И еще острее стала жажда жизни, словно весна вливала в жилы новую горячую, буйно, переливающуюся кровь. Безумно, страстно хотелось жить, упиваться сладким, как нектар, весенним воздухом, любоваться неустанно творимыми природой чудесами, впитывать глазами, ушами, каждым дыханием красоту возрождающейся жизни.

Но не жизнь, а смерть сторожила людей на каждом шагу. Она косила обильную жатву. Жестокая, неумолимая, холодная, она реяла над красавцем Парижем, и людям казалось, что они слышат зловещий шорох ее черных крыльев, видят мертвящий взгляд ее глазных впадин, осязают холод ее костлявых рук.

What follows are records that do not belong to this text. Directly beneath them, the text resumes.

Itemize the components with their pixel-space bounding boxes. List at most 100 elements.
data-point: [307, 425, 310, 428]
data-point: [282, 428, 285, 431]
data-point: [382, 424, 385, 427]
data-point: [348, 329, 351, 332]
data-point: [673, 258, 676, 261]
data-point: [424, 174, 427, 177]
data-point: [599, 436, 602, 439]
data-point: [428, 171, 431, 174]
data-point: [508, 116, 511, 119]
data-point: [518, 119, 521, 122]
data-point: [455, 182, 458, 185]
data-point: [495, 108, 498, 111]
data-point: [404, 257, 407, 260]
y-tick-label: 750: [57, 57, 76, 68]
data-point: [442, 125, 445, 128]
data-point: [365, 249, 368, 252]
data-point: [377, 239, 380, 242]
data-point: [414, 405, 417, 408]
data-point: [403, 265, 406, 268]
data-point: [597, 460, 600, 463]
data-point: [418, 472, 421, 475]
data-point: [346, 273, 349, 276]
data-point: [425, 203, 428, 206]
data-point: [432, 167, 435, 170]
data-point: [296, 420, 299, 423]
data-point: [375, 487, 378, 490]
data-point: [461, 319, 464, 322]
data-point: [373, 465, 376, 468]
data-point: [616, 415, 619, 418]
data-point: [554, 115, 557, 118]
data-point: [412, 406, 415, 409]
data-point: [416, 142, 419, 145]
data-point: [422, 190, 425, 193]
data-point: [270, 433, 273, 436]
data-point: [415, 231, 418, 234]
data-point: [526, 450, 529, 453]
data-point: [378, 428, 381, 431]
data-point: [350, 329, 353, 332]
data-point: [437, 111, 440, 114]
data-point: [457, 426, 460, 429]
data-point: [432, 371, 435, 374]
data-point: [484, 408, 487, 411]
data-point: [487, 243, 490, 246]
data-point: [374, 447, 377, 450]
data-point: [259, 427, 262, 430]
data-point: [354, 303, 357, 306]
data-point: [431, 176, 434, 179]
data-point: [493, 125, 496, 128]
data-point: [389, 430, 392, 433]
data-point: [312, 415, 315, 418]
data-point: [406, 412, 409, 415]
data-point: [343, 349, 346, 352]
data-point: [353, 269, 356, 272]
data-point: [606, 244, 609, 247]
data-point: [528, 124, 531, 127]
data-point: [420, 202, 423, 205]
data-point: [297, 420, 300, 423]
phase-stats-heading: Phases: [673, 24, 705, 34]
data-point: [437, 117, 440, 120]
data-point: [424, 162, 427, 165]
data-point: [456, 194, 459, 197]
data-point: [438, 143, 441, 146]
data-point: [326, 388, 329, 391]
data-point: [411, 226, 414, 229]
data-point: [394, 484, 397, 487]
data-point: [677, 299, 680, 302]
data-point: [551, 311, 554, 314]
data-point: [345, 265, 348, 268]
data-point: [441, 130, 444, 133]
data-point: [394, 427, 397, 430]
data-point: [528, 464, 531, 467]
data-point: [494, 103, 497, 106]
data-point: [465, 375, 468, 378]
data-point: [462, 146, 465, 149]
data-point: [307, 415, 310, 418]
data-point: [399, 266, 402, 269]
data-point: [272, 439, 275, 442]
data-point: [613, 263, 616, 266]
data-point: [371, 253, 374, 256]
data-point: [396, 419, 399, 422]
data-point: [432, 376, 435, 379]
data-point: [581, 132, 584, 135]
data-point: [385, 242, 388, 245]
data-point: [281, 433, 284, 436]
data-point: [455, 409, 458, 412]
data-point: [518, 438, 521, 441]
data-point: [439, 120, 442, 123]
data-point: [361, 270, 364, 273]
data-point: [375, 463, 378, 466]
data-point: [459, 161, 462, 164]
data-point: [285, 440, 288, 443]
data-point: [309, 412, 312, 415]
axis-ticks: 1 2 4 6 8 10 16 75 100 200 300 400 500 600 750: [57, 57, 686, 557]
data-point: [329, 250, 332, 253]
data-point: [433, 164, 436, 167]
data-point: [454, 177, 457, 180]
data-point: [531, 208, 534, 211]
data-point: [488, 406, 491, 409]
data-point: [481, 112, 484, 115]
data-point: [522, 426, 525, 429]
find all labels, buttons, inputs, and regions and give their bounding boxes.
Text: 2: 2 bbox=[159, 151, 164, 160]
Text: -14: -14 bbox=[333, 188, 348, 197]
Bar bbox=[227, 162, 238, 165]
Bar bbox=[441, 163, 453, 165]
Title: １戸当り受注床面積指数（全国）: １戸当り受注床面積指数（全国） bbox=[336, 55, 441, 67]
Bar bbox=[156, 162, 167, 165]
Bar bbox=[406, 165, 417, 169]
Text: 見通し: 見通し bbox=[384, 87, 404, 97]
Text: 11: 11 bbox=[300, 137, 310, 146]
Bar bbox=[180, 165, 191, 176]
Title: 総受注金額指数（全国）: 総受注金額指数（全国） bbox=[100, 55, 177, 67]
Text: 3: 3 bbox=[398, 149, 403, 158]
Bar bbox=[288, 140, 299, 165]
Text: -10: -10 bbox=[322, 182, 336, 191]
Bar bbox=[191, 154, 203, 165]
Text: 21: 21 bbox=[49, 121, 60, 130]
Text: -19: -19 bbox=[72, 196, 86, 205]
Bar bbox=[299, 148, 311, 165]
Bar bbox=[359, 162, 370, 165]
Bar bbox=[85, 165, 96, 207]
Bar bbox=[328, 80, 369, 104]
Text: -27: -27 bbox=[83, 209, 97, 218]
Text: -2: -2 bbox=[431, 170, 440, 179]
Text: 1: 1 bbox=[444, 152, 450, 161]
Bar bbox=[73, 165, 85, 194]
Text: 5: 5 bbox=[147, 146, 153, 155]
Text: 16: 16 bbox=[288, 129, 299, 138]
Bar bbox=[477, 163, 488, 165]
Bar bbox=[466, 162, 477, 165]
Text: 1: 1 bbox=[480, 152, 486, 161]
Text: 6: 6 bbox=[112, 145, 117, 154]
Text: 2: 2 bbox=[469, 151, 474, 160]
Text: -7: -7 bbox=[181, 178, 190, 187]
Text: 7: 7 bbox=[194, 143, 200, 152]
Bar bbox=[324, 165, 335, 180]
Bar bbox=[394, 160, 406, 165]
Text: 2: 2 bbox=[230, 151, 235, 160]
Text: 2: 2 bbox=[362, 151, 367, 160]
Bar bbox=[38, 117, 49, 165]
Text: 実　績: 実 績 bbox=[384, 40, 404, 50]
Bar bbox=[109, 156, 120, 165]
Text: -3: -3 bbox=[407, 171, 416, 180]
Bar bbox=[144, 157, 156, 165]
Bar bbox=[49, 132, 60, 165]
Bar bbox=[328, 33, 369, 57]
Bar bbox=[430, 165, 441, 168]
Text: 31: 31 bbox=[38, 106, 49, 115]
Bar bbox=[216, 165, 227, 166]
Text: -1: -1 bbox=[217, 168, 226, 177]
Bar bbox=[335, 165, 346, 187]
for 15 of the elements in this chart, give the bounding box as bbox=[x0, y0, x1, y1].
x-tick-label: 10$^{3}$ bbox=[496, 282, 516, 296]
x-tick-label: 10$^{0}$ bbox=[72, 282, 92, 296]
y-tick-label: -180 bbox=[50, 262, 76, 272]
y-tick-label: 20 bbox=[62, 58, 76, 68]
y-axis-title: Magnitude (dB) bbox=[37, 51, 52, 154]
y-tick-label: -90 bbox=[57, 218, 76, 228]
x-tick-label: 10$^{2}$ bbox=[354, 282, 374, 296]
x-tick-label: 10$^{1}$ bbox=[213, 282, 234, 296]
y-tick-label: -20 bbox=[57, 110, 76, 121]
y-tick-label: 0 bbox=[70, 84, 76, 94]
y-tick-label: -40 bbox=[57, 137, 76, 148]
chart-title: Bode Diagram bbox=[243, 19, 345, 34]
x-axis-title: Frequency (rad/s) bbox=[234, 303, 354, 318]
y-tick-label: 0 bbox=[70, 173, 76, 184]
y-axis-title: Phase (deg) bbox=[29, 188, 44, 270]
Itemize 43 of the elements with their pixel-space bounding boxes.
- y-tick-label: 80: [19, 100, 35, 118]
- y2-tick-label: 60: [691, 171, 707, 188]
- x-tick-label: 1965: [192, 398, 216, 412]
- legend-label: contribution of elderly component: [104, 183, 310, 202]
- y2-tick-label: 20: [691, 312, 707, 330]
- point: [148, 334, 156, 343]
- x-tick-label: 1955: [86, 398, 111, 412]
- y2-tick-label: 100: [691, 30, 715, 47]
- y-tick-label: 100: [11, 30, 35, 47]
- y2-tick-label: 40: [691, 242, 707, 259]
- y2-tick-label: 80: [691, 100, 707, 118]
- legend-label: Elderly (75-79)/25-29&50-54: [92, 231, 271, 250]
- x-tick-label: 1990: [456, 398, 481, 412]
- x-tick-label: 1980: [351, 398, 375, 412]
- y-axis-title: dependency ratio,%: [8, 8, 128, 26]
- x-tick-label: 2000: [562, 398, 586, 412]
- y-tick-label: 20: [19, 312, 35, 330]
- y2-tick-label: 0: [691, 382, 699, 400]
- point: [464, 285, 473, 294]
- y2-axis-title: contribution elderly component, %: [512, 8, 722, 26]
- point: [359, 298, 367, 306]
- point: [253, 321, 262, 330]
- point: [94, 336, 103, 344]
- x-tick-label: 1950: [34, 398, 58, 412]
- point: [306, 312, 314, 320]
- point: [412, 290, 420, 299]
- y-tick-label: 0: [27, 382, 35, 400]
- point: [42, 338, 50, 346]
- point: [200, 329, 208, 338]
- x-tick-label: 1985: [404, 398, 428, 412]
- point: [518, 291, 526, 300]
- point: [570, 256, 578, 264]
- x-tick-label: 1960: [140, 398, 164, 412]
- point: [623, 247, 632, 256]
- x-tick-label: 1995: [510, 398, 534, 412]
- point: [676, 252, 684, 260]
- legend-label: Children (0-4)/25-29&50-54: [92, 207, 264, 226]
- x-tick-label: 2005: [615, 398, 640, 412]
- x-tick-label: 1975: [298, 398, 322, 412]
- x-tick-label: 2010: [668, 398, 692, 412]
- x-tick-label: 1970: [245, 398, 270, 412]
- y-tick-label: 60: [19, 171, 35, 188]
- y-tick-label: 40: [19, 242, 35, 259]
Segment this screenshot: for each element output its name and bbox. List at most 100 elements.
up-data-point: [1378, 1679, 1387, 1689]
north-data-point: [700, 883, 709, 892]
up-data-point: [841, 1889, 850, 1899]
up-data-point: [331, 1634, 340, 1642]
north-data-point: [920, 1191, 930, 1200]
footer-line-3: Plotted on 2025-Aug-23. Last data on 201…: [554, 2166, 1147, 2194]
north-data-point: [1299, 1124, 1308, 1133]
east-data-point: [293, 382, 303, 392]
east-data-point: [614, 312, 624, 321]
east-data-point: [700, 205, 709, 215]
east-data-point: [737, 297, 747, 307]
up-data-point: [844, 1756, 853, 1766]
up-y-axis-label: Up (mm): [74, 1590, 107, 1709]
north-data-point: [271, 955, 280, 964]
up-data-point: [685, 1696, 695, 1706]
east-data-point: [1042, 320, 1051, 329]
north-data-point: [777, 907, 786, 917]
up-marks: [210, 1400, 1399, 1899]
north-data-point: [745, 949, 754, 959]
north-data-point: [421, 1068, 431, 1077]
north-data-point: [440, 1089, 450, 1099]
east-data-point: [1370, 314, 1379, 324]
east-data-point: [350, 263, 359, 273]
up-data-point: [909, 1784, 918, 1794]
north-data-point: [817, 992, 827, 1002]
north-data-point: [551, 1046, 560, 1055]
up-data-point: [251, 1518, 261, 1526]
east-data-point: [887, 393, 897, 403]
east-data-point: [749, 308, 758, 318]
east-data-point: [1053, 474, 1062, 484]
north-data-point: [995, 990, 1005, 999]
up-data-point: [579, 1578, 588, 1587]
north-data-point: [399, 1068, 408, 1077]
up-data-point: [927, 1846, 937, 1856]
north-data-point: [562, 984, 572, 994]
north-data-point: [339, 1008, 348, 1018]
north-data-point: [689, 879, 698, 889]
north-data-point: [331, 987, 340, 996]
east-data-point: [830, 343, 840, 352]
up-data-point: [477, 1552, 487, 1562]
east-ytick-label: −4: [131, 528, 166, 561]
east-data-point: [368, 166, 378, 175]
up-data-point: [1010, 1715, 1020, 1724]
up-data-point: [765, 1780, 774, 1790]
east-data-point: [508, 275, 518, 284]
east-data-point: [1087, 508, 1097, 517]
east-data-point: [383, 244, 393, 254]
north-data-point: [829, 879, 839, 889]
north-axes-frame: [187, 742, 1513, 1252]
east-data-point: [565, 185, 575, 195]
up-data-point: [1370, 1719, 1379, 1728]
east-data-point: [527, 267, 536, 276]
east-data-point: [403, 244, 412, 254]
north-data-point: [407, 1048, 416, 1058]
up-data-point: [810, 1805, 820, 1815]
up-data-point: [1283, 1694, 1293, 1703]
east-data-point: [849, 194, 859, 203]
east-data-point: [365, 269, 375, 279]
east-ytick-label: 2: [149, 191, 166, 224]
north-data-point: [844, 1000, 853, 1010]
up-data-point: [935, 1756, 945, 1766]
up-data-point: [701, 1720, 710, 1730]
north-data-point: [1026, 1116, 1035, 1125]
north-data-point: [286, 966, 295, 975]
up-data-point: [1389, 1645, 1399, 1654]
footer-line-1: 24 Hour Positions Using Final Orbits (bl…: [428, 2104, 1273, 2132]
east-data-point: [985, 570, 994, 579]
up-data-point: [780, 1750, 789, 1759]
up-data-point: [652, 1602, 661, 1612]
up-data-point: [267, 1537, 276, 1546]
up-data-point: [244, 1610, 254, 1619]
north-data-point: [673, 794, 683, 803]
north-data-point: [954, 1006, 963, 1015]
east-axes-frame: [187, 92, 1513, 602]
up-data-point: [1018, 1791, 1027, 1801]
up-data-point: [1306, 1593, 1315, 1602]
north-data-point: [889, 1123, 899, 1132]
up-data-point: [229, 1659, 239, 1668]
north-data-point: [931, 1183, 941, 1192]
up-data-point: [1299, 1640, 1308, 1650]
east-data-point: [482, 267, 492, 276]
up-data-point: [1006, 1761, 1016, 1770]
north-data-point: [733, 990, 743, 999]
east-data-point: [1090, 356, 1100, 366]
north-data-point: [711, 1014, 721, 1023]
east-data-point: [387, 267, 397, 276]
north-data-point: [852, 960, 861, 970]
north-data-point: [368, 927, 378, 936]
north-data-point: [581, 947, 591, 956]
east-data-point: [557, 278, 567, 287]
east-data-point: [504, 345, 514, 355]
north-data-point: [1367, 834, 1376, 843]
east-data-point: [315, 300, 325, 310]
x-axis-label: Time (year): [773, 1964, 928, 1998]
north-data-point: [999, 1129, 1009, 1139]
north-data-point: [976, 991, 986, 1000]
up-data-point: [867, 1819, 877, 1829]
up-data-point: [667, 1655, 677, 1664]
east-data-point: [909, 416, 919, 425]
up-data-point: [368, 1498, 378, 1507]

Смерть была повсюду. С высоты обрушивались зоотавры; вокруг города притаились одичавшие орды беженцев, которые все более плотным кольцом сдавливали несчастную столицу; улицы и площади оглашались стонами, проклятиями, скрежетом зубовным обезумевших от страха и тяжких лишений людей.

— Господи! Когда же наконец будет выстроен подземный город! — с тоской говорили они. — Прошло уже целых три недели с тех пор, как они начали его строить.

Три недели! Охваченным отчаянием людям они казались вечностью. Так много перестрадали они в эти три недели, каждый час, каждая минута были наполнены таким ужасом, что они старили больше, чем долгие годы.